Durante el mes de agosto habían ocurrido en Castellar grandes novedades. El Colita murió de otro formidable ántrax, que no pudo curarle Esteban, a pesar de su interés. Ya veinte días antes -a los muy pocos de haber caído en Madrid el Gobierno- fue Gironza nombrado juez, en sustitución de Pablo Bonifacio, y éste, alcalde; y fue el primer acto de las dos autoridades el de procesar a muchos concejales, cambiándolos por amigos. Mas para que los atribuladísimos «señores» no pudiesen dudar que las influencias eran de Evelina, exclusivamente de Evelina, sin maldita la intervención del esposo, he aquí que el flamante partido republicano socialista, bajo los auspicios de la viuda, y con el genuino apoyo de la Sociedad cooperativa, apercibíase ahora lleno de pujanza a la elección de diputados: dueños de los gubernativos resortes y de la mayoría del censo, una Comisión de obreros acababa de visitar al candidato don Juan de Dios Martínez Navas, casi perpetuo representante en Cortes, por lo demás, de este distrito (y no hay que decir si uña y carne con don Indalecio Márquez), ofreciéndosele a condición de que instituyese jefe local a Pablo Bonifacio, y de que se mostrase en resuelta hostilidad contra sus antiguos amigos los «señores». Don Juan de Dios aceptó. La concordia quedó hecha, y gracias a una suprema razón de la sinrazón política, sin alma, sin entrañas, rota con los «señores» y con el propio don Indalecio la amistad del diputado.

Cuando ellos tuvieron que rendirse a la dura realidad, al ver que el don Juan de Dios -¡un medio pariente, y sin que el otro pariente senador se le opusiera!- sosteníales los procesos, ponían el grito en la luna y no acertaban a explicarse qué clase de mujer o de demonio fuese aquélla con tantas influencias, con tantas osadías, y que habría venido a su propio deudo a aniquilarlos.

¡Increíble! ¡Inverosímil!... Los hechos, sin embargo, eran los hechos, y tenían una gran fuerza de penosa convicción los que podían mirar por todas partes; presos, detenidos por seis horas, sin más que haberse permitido gritar contra Gironza, Ramón Guzmán y el intrépido Macario; copados el Juzgado y el Concejo; desierto el hermoso Casino Principal y el otro lleno siempre hasta los topes... Hasta la Guardia Civil, ¡quién lo diría!, habíaseles vuelto de espaldas, sorprendiéndoles una noche la ruleta..., y el albéitar, los barberos, los pastores y criados bailábanle el agua a la Cachunda y engrosaban la Sociedad cooperativa sin miedo a sus dueños legítimos de siempre..., antes bien, burlándoseles e imponiéndoles una huelga colectiva en las casas y en los campos si era alguno despedido.

¡Ah, sí, sí!...; ¡hasta los guardias!... En persona, don Indalecio hubo de ordenarle al cabo que prohibiese la manifestación hecha por los republicanos en el entierro del torero, y la viuda tiota e indecente, que hallábase dirigiéndolo tan fresca, se le rió al cabo en los bigotes, le amenazó con sus influencias de Madrid y le plantó en la puerta de la calle.

Tan fresca, cierto, la famosísima Evelina.
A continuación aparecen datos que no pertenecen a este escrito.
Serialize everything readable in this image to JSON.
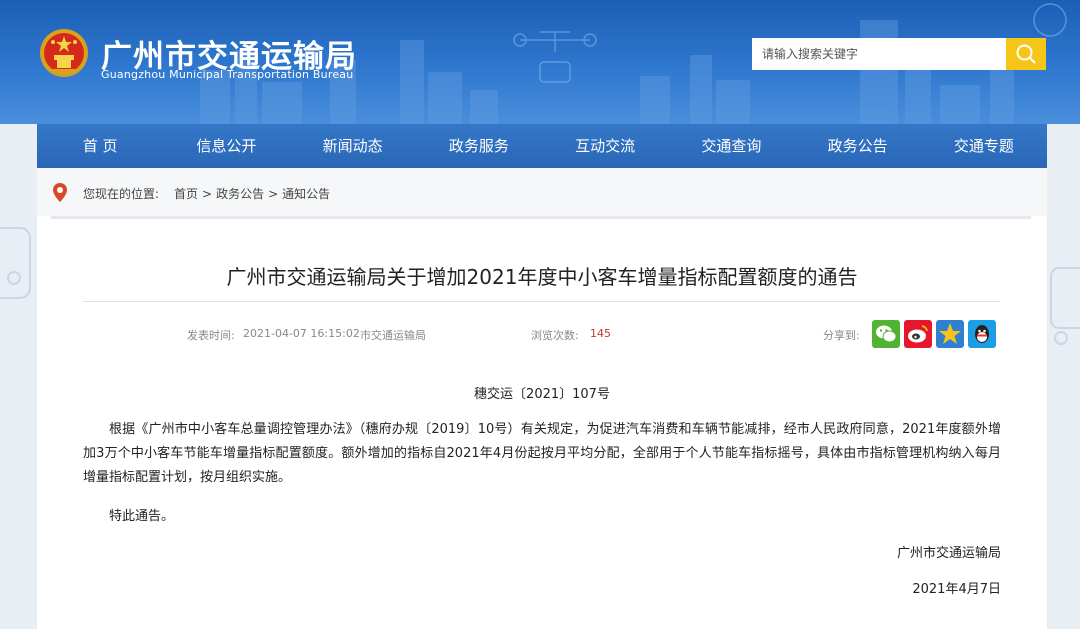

Las negras ropas servíanla para realzar su blanca tez de rubia con mayor coquetería. Libre de los cuidados de enfermera, habíasela visto ir a Oyarzábal en el coche que antes no tenía tiempo de lucir, a pretexto de modistas y de lutos. Hallábase con demasiadas preocupaciones en los líos de la política para haber sentido al muerto. Esteban, al expirar Luis, lloró la lágrima de remordimiento y de piedad que no asomó a los ojos del amante...; pero tuvo que admirarla en sus solícitas y serenas atenciones al cadáver, lavándolo, vistiéndolo, dulcemente respetuosa con él como una amiga, ayudada por los otros (pues que al fin el joven se marchó un poco horrorizado) y dijérase que luciendo en esto, igual que en todo, su vanidad de mujer valiente y superior a no importara qué trances o desgracias.

¿Por qué era tan bonita?... Querría Esteban aborrecerla, sentía incluso que llegaba a despreciarla muchas veces, y no acababa de adquirir la persuasión de que pudiese dejarla sin esfuerzo. Tan sentimentalmente impasible como linda, ni antes ni después de viuda había tenido para él una chispa de emoción. Los días, ahora, ocupábanselos las conferencias y políticos conciliábulos con el juez, con el alcalde, dueña del pueblo en forma tal que no se movía sin su orden ni una rata. Iba a verla el médico después de anochecer, y más que a la bella amante se encontraba a la alta jefa dispensadora de mercedes.

-Pero a ti, mujer, ¿desde cuándo acá te ha dado por ahí la chifladura?

-¿Chifladura?... ¡No seas necio! ¿Iba a consentir que me atropellasen porque sí, que se estuviesen creyendo que es una un guiñapo?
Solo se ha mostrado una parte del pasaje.